The MC/DC tool uses the remaining collected information to produce **Source Information Data** (SID). The SID contains
* ID and span information for each condition.
* Map from decision counter to conditions.
**Conditions**
| ID | Span |
| -- | ---- |
| 0 | file, line, column_start, column_end |
| 1 | file, line, column_start, column_end |
| . . . | And so on. |
**Map**
| Decision counter | Condition IDs |
| ---------------- | ------------- |
| 0 | 1, 4, 5 |
| 1 | 3, 4 |
| . . . | And so on. |
The SID is emitted by the MC/DC tool.
# Coverage Workflow
1. The MC/DC tool processes the program, and produces an instrumented binary along with the SID.
1. The instrumented binary is executed, possibly multiple times.
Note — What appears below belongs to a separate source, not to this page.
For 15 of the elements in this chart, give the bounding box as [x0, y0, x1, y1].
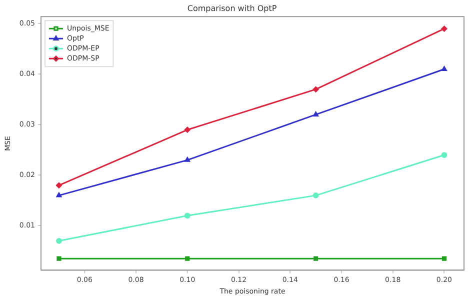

Each execution emits a distinct bit vector.
1. The MC/DC tool consumes the SID and the individual bit vectors to produce a coverage report.
# Decision recognition from MIR
Assume the following code:
```rust
fn condition1() -> bool {
black_box(true)
}
fn condition2() -> bool {
black_box(false)
}
fn id(id: bool) -> bool {
black_box(id)
}
fn foo(a: bool, b: bool) {
if a && condition1() || condition2() {
if b || id(a && b) {
println!("If If");
}
} else {
println!("Else");
}
}
```
Here, the function `foo` has 3 decisions:
1. `a && condition1() && condition2()`
2. `b || id(...)`
3. `a && b`
The following diagram shows the MIR representation of `foo`, with the basic blocks related to the decisions being circled in blue, orange and green, respectively.

In this graph, there is no trivially recognizable pattern to differentiate the decisions, let alone detect the number of decisions, knowing if a decision comes from syntactic desugaring or from actual source code, and mapping back the nodes to specific spans in the source code to create de mappings.
In addition, note that not every *condition* is transformed into a SwitchInt. For example, the `b` condition of the green decision `a && b` is simplified, since we are passing the result of the decision as a parameter instead of branching from it.
This makes it very difficult for MC/DC instrumentation to rely on MIR for decision detection.